Siehe dazu auch Michael Hufnagl im Kurier.
#musik #kreuzigung #web2.0 #medien
Mir ist dieser Tage beim Kistenausräumen ein Ordner aus dem Jahr 2000 in die Hände gefallen. Er enthielt Mails, Mitteilungen, Erklärungen, Aussendungen und Medienreaktionen zu einem Fall aus einer medienpolitisch dunklen Zeit: dem sogenannten Mordaufruf von Grissemann/Stermann gegen Jörg Haider. Mich hat beim Durchscannen wieder der kalte Schauer gepackt, der diese bleierne Zeit der Wenderegierung nach dem Haider-Schüssel-Pakt, dieser Vorgeschmack auf autoritäre Durchgriffstrukturen leitmotivisch durchweht hat.
Ster/Grisse hatten sich irgendwann im Jahr '99 im Rahmen eines sehr späten und feuchten Backstage-Abends in eine Diskussion über politische Wehrhaftigkeit verhakt und dabei - angesichts des privaten Rahmens auch zulässig - in gewagte Thesenrandzonen begeben. Irgendwie fand der (grob verkürzte) Sukkus dieses Gesprächs den Weg in die Clubzeitung des nämlichen Veranstaltungslokals.
Ein halbes Jahr später ernannte die ÖVP-Parteizeitung "Neues Volksblatt" die Gesprächserwähnungen in einem Fall klarer medienethischer Verstöße "Interview" und biss sich im Satz "Ich glaube, wenn man Haider derzeit stoppen wollte, dann müsste man ihn erschießen" fest.

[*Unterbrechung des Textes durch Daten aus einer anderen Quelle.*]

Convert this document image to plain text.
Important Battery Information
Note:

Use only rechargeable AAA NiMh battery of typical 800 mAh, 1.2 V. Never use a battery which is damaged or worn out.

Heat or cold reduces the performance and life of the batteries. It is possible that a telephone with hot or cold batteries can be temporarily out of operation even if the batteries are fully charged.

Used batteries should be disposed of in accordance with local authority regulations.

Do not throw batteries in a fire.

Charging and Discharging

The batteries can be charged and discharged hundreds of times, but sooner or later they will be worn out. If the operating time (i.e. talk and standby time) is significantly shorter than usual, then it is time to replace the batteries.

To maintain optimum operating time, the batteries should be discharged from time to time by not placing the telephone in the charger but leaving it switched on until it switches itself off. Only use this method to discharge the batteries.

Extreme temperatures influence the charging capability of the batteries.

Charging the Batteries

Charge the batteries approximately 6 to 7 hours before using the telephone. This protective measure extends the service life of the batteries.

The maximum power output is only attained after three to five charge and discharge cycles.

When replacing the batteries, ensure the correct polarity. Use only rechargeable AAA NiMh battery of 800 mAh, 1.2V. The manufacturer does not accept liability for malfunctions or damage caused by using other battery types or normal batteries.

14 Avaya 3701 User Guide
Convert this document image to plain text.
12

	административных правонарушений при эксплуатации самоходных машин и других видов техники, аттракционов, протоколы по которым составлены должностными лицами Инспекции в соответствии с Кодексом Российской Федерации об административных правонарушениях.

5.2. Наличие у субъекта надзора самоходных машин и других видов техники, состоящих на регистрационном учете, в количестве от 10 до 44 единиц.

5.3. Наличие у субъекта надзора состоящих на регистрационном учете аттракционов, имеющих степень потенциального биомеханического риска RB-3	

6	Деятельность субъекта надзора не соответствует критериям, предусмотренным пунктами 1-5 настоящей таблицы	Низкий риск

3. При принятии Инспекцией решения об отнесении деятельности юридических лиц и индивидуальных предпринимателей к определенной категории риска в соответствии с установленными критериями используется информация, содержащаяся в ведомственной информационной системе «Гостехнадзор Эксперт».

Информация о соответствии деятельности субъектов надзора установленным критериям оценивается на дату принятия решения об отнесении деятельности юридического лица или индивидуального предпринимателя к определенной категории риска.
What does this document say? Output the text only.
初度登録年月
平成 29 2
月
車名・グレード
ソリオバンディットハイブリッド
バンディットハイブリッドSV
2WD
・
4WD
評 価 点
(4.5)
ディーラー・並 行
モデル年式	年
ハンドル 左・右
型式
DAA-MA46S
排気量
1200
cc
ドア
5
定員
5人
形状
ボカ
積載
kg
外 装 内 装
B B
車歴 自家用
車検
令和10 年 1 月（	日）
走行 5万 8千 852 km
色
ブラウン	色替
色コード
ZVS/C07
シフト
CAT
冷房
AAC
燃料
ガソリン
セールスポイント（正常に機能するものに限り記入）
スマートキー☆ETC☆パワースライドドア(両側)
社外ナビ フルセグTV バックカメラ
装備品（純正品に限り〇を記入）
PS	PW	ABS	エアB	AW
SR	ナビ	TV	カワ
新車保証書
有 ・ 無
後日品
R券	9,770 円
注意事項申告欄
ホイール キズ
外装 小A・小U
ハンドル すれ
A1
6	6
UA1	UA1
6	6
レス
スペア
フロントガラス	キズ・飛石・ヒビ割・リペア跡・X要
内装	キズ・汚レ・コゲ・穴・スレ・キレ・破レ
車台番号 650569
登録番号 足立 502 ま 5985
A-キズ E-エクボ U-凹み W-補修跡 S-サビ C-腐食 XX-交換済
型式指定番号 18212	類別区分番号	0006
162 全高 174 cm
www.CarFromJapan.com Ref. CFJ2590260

Der für ORF-Interventionen zuständige Generalsekretär Westenthaler konstruierte daraus einen Aufruf zum Mord, die Sache ging zum Staatsanwalt; auch wenn das natürlich keine Anklage nach sich zog: S&G waren künstlerisch und arbeitstechnisch für ein halbes Jahr blockiert. Auch mit einem rein analogen Shitstorm (das Web 1.0 kannte das noch nicht) erreichte die Affäre auch noch Jahre später (bis hin zur Reifenaufschlitzer-Affäre) unglaubliche Ausmaße.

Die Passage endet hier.